In referencing scholars such as Gail Omvedt, Madhu Kishwar and Kancha Illaih for her easay, she ignores many contemporary scholars who have developed a deeper understanding of dalit movement and Ambedkar. Roy's essay is therefore only a chronological piece on anti-caste movements, Gandhi and the freedom struggle. She hardly produces new insights when she ‘reveals’ how Gandhi was opposed to untouchability but favoured the four-fold varna system and for its functional importance. Or when she says that Ambedkar’s conversion to Buddhism was a major threat to caste communities with the advent of vote-bank politics. Or about the Round Table conferences and Gandhi’s refusal to give separate electorates for untouchables. 

Roy’s hatred for Gandhi is predictable and the essay has it in copious amounts. In the end she sums it up with failures of both Gandhi and Ambedkar in the solutions they profess for the future: ideal village republics in the case of Gandhi; and modern, industrial cities in the case of Ambedkar. This last section, where Roy points out the the failure of Ambedkar to see the shortcomings of modernity, looks forced, probably because in taking cues from Kishwar and Omvedt, she almost forgets that she was a part of the much hyped (and much criticised for being anti-Dalit, anti-tribal and anti-poor) Narmada Bachao Andolan.

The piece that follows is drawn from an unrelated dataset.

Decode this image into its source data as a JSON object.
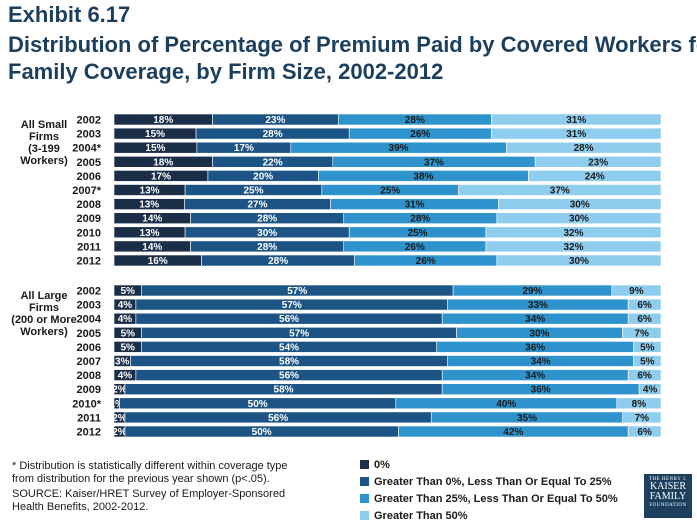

The essay has nothing new to offer, and it references no new researches on the debate on caste and the question of Ambedkar and Gandhi. However, it of course takes The Annihilation of Caste to a wider audience than any of dalit scholars could ever take it, not because it is better but because of Roy's appeal in the intellectual world. Just the same way as Ambedkar’s books on economics and history and sociology, which never make it to university curriculums in spite of his fine academic works at Columbia University and London School of Economics.

Beyond murders, rapes and robbery, dalits still need a face to make them appealing. A theoretical discussion on them, ironically, takes place only when the issue of reservation comes up. I know I am being a spoil sport when I complain that this mass-appealing version of The Annihilation of Caste will be more popular than the original. There is another interesting piece by Ambedkar called What Congress and Gandhi have done for the untouchables, but may be we should wait for Ms. Roy to write an annotated version.